La procedura di riassegnazione ha lo scopo di verificare che un dominio non sia stato registrato e mantenuto in malafede. L’esito del procedimento è l’eventuale riassegnazione del dominio al soggetto che ha iniziato l’opposizione, oppure il rigetto della richiesta.

Come per la ricerca di anteriorità, anche in questo caso è opportuno affidare la pratica a legali esperti in diritto digitale. Infatti, il tema è caratterizzato da un elevato grado di tecnicismo e la scelta del professionista che affianca l’e-commerce in queste liti può essere determinante per la buona riuscita della opposizione.

L’uso delle keywords

Google Ads rappresenta un importante strumento pubblicitario per qualsiasi sito di commercio elettronico. La sua modalità di funzionamento è nota. In particolare, l’e-commerce può scegliere quali parole chiave far comparire come risultati a pagamento sul motore di ricerca di Google qualora gli utenti cerchino quelle medesime keywords.

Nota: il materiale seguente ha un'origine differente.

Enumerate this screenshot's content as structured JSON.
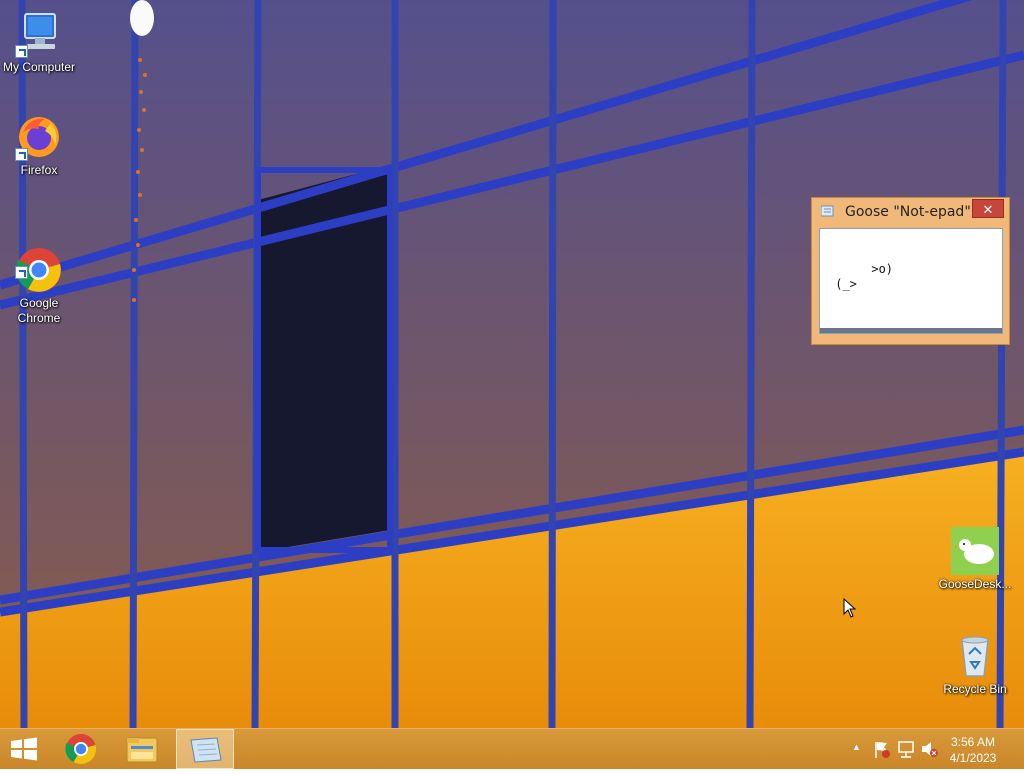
{
  "desktop_icons": [
    {
      "label": "My Computer",
      "icon": "computer-icon"
    },
    {
      "label": "Firefox",
      "icon": "firefox-icon"
    },
    {
      "label": "Google\nChrome",
      "icon": "chrome-icon"
    },
    {
      "label": "GooseDesk...",
      "icon": "goose-icon"
    },
    {
      "label": "Recycle Bin",
      "icon": "recycle-bin-icon"
    }
  ],
  "notepad": {
    "title": "Goose \"Not-epad\"",
    "close_label": "✕",
    "text": ">o)\n (_>"
  },
  "taskbar": {
    "start_icon": "windows-start-icon",
    "pinned": [
      {
        "name": "chrome-taskbar-icon"
      },
      {
        "name": "file-explorer-taskbar-icon"
      },
      {
        "name": "notepad-taskbar-icon",
        "active": true
      }
    ],
    "tray_arrow": "▲",
    "clock_time": "3:56 AM",
    "clock_date": "4/1/2023"
  },
  "colors": {
    "taskbar": "#c9862a",
    "window_frame": "#f1b979",
    "close_button": "#c7463a"
  }
}
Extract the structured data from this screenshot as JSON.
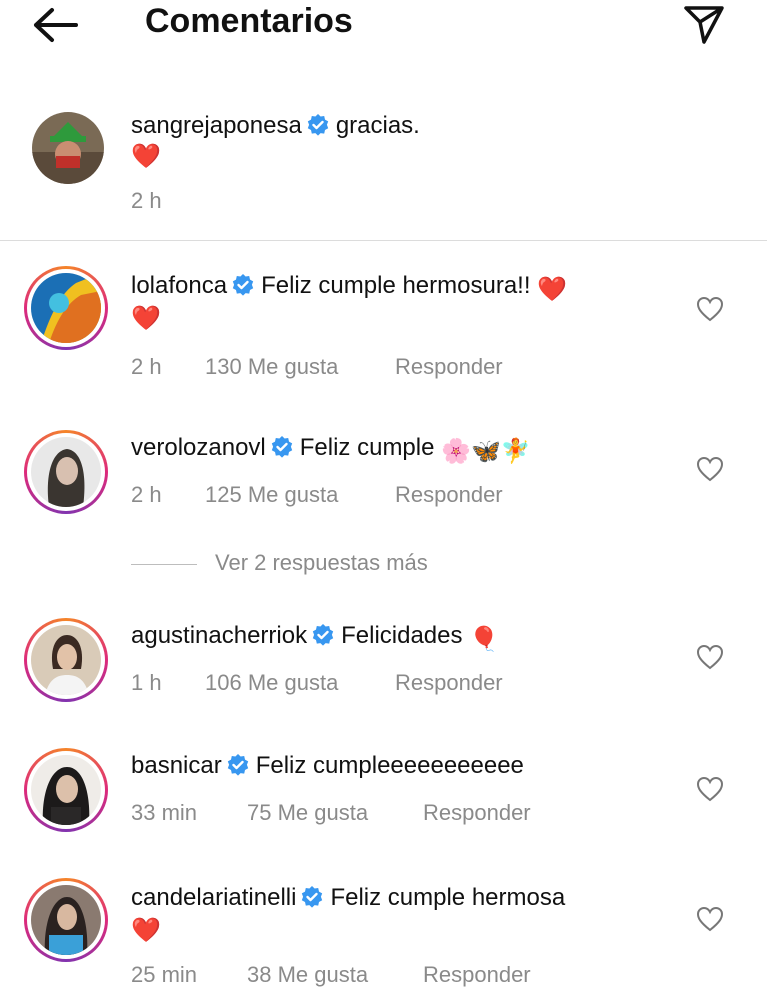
{
  "header": {
    "title": "Comentarios"
  },
  "caption": {
    "username": "sangrejaponesa",
    "text": "gracias.",
    "emoji": "❤️",
    "time": "2 h"
  },
  "comments": [
    {
      "username": "lolafonca",
      "text": "Feliz cumple hermosura!!",
      "emoji_inline": "❤️",
      "emoji_line2": "❤️",
      "time": "2 h",
      "likes": "130 Me gusta",
      "reply": "Responder"
    },
    {
      "username": "verolozanovl",
      "text": "Feliz cumple",
      "emoji_inline": "🌸🦋🧚",
      "time": "2 h",
      "likes": "125 Me gusta",
      "reply": "Responder"
    },
    {
      "username": "agustinacherriok",
      "text": "Felicidades",
      "emoji_inline": "🎈",
      "time": "1 h",
      "likes": "106 Me gusta",
      "reply": "Responder"
    },
    {
      "username": "basnicar",
      "text": "Feliz cumpleeeeeeeeeee",
      "time": "33 min",
      "likes": "75 Me gusta",
      "reply": "Responder"
    },
    {
      "username": "candelariatinelli",
      "text": "Feliz cumple hermosa",
      "emoji_line2": "❤️",
      "time": "25 min",
      "likes": "38 Me gusta",
      "reply": "Responder"
    }
  ],
  "more_replies": "Ver 2 respuestas más",
  "icons": {
    "back": "arrow-left-icon",
    "send": "paper-plane-icon",
    "verified": "verified-badge-icon",
    "like": "heart-outline-icon"
  },
  "colors": {
    "verified": "#3897f0",
    "muted": "#8a8a8a",
    "heart": "#e8202a"
  }
}
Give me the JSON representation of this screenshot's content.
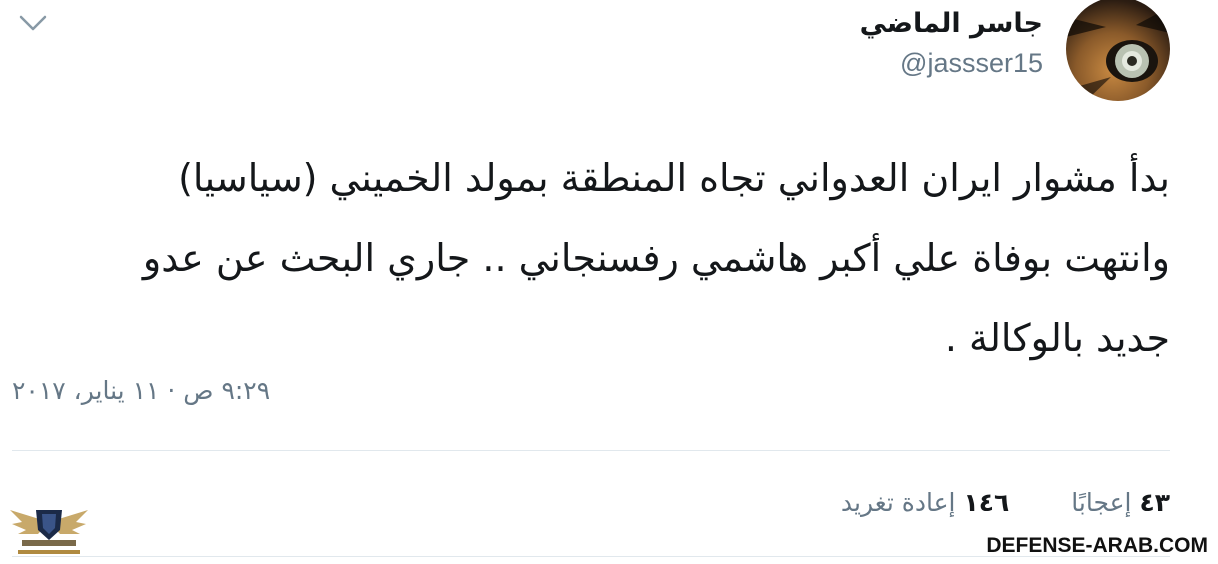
{
  "user": {
    "display_name": "جاسر الماضي",
    "handle": "@jassser15"
  },
  "tweet": {
    "text_lines": [
      "بدأ مشوار ايران العدواني تجاه المنطقة بمولد الخميني (سياسيا)",
      "وانتهت بوفاة علي أكبر هاشمي رفسنجاني .. جاري البحث عن عدو",
      "جديد بالوكالة ."
    ],
    "timestamp": "٩:٢٩ ص · ١١ يناير، ٢٠١٧"
  },
  "stats": {
    "retweets_count": "١٤٦",
    "retweets_label": "إعادة تغريد",
    "likes_count": "٤٣",
    "likes_label": "إعجابًا"
  },
  "watermark": {
    "site": "DEFENSE-ARAB.COM"
  },
  "icons": {
    "menu": "chevron-down-icon",
    "avatar": "tiger-eye-avatar",
    "logo": "eagle-logo"
  },
  "colors": {
    "text": "#14171a",
    "secondary": "#657786",
    "divider": "#e1e8ed"
  }
}
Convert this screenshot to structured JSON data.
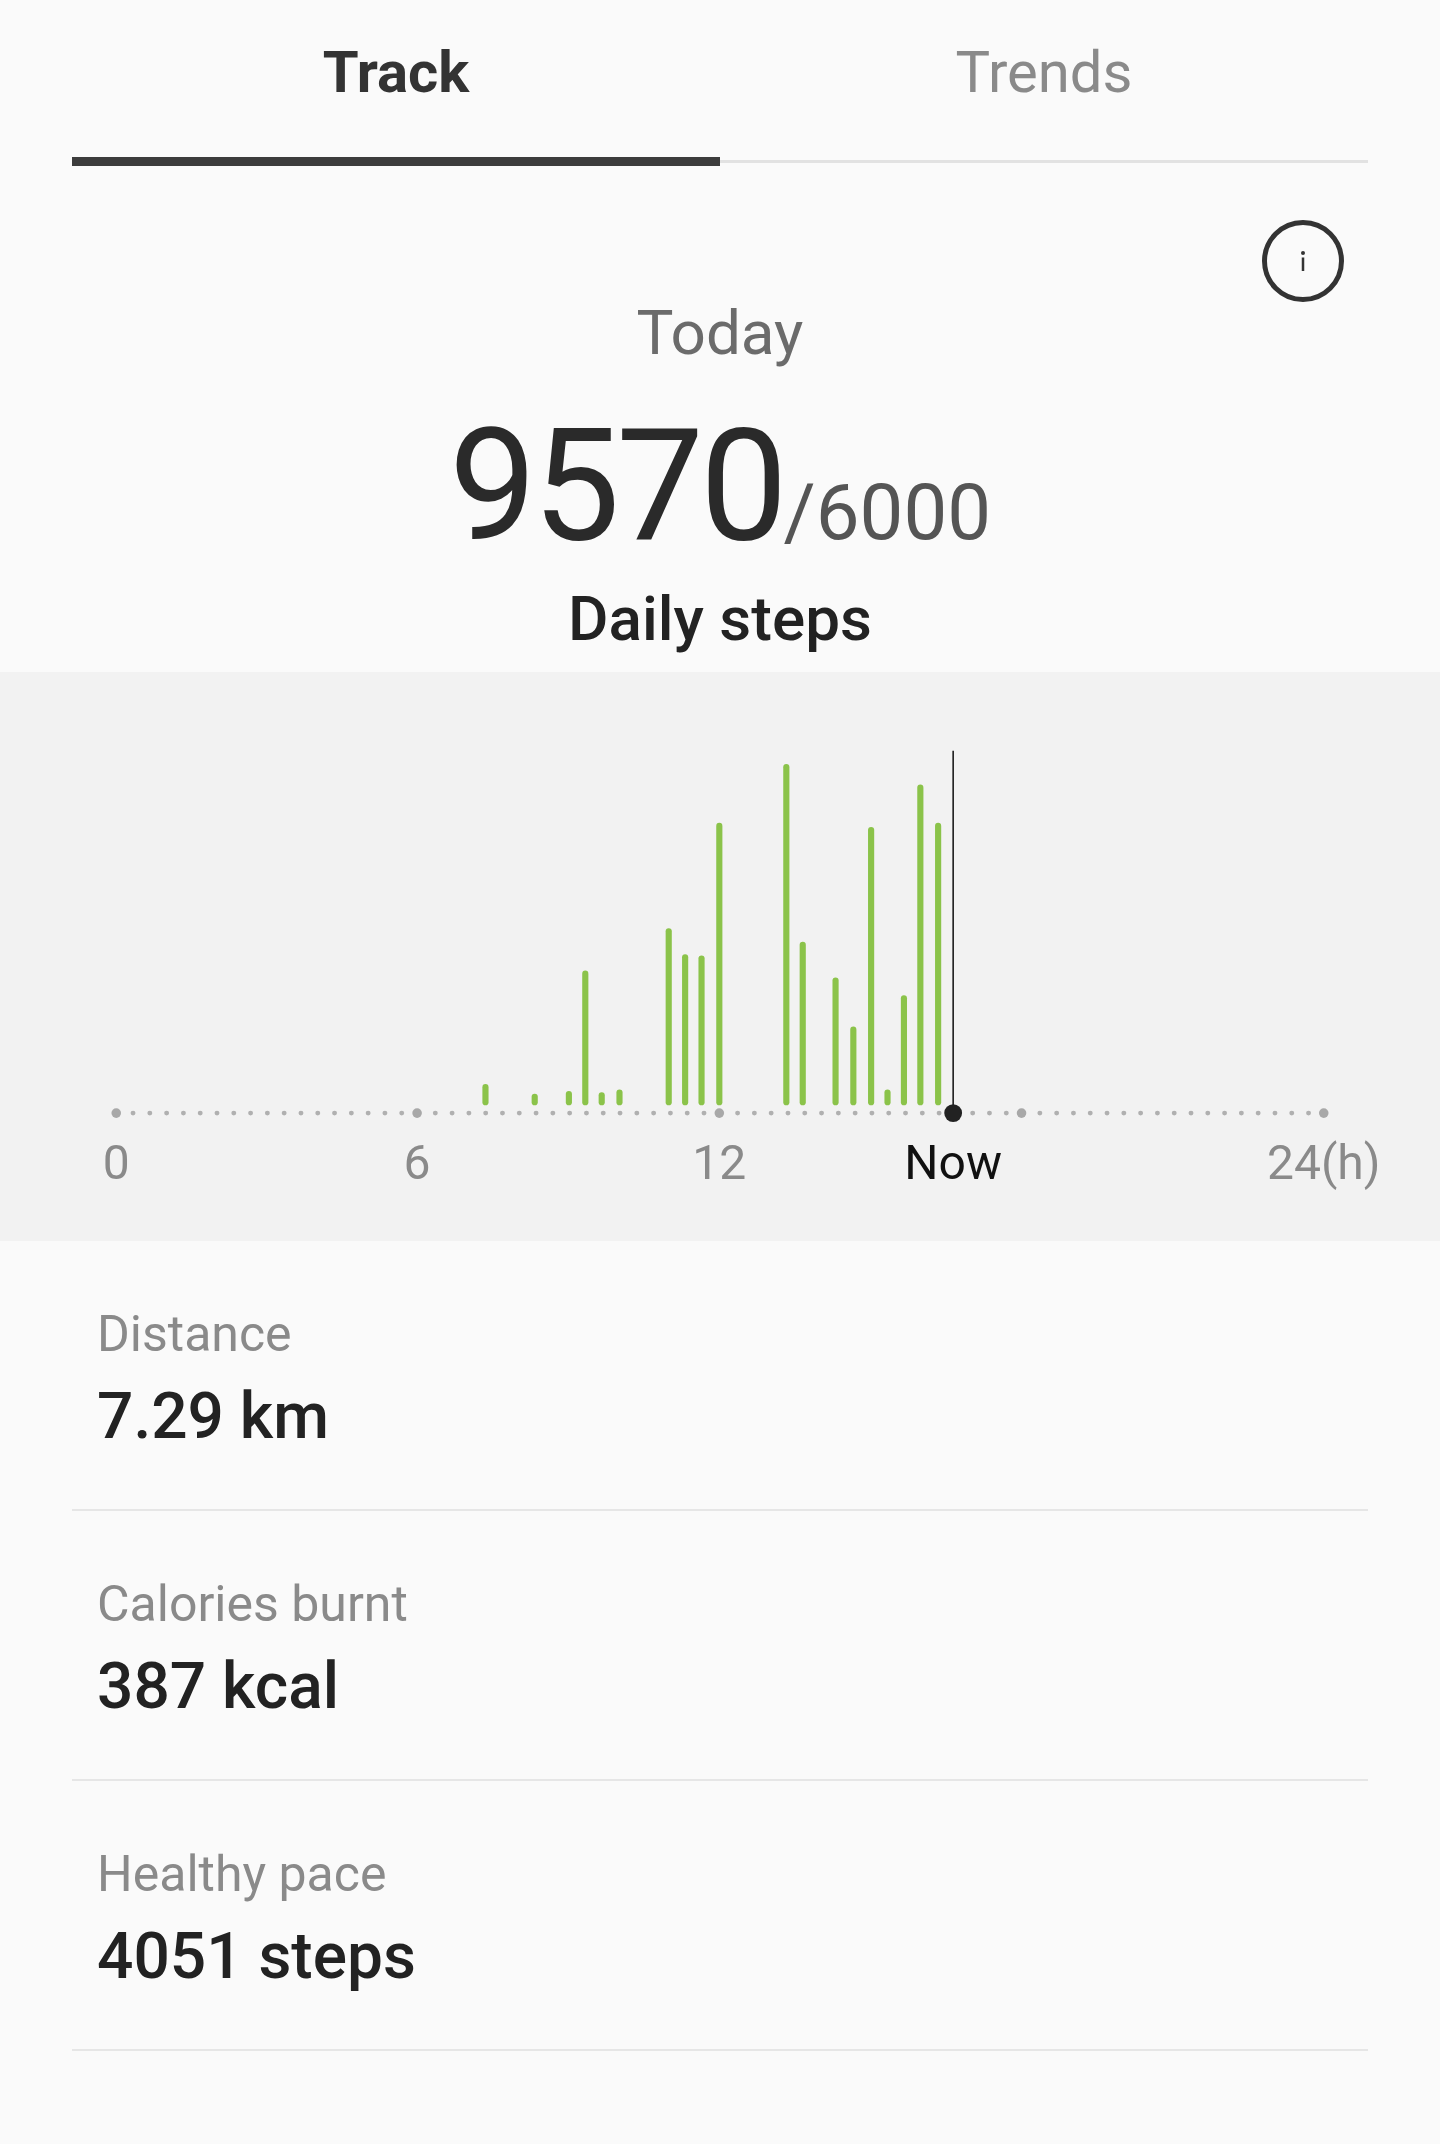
{
  "tabs": [
    {
      "label": "Track",
      "selected": true
    },
    {
      "label": "Trends",
      "selected": false
    }
  ],
  "summary": {
    "period": "Today",
    "steps": "9570",
    "goal": "/6000",
    "caption": "Daily steps"
  },
  "axis_labels": [
    {
      "text": "0",
      "current": false
    },
    {
      "text": "6",
      "current": false
    },
    {
      "text": "12",
      "current": false
    },
    {
      "text": "Now",
      "current": true
    },
    {
      "text": "24(h)",
      "current": false
    }
  ],
  "stats": [
    {
      "label": "Distance",
      "value": "7.29 km"
    },
    {
      "label": "Calories burnt",
      "value": "387 kcal"
    },
    {
      "label": "Healthy pace",
      "value": "4051 steps"
    }
  ]
}
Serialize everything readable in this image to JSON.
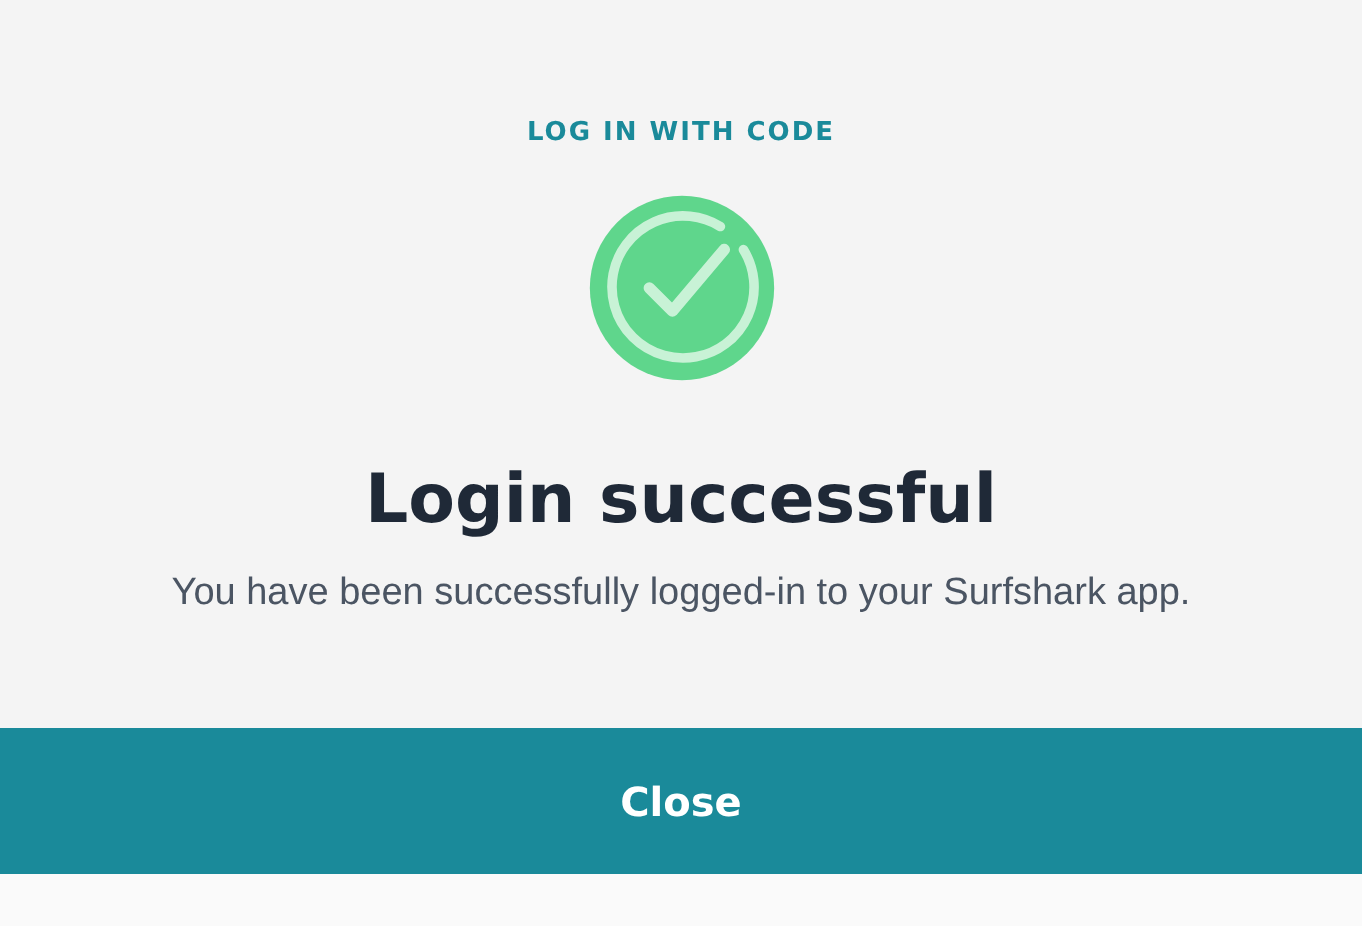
{
  "header": {
    "label": "LOG IN WITH CODE"
  },
  "title": "Login successful",
  "message": "You have been successfully logged-in to your Surfshark app.",
  "buttons": [
    {
      "label": "Close",
      "kind": "primary"
    }
  ]
}
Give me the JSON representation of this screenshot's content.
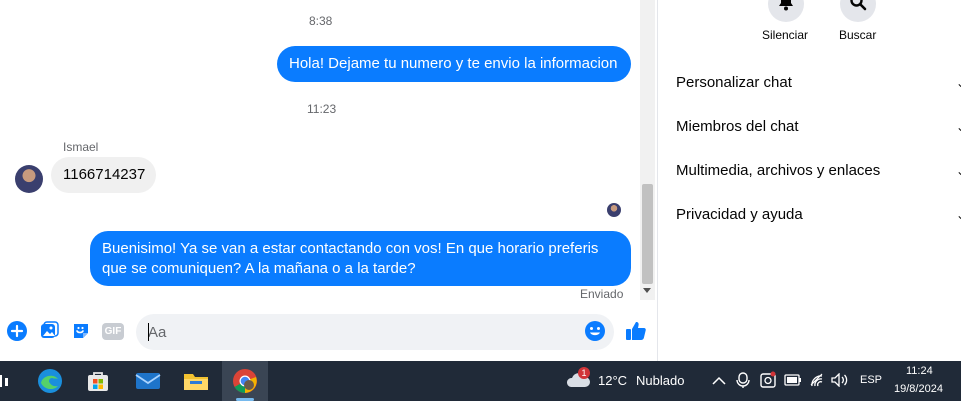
{
  "messages": {
    "time1": "8:38",
    "out1": "Hola! Dejame tu numero y te envio la informacion",
    "time2": "11:23",
    "sender": "Ismael",
    "in1": "1166714237",
    "out2": "Buenisimo! Ya se van a estar contactando con vos! En que horario preferis que se comuniquen? A la mañana o a la tarde?",
    "status": "Enviado"
  },
  "composer": {
    "placeholder": "Aa",
    "gif_label": "GIF"
  },
  "side": {
    "mute_label": "Silenciar",
    "search_label": "Buscar",
    "items": [
      "Personalizar chat",
      "Miembros del chat",
      "Multimedia, archivos y enlaces",
      "Privacidad y ayuda"
    ]
  },
  "taskbar": {
    "weather_temp": "12°C",
    "weather_desc": "Nublado",
    "weather_badge": "1",
    "lang": "ESP",
    "time": "11:24",
    "date": "19/8/2024"
  },
  "colors": {
    "accent": "#0a7cff",
    "incoming": "#f0f0f0",
    "taskbar": "#202a38"
  }
}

Con riferimento a questo importante servizio, può verificarsi il c.d. “uso parassitario” del tuo nome aziendale da parte di concorrenti. Infatti, può succedere che una o più aziende a te concorrenti inseriscano il nome della tua azienda o del tuo logo tra le parole chiave in Google Ads. Ciò comporta che quando gli utenti digitano sul motore di ricerca di Google il nome della tua azienda compare (anche) il nome del tuo concorrente. Questo comportamento è illecito.

Infatti, sono già state emesse diverse sentenze che hanno stabilito come l’uso illecito di segni distintivi come parole chiave di un motore di ricerca rappresenti un atto di concorrenza sleale.

In questi casi è utile contestare immediatamente la vicenda mediante un legale esperto in e-commerce. La diffida conterrà la richiesta di interrompere immediatamente il comportamento illecito e la menzione alla facoltà di richiedere il risarcimento del danno subìto dall’uso parassitario del proprio nome.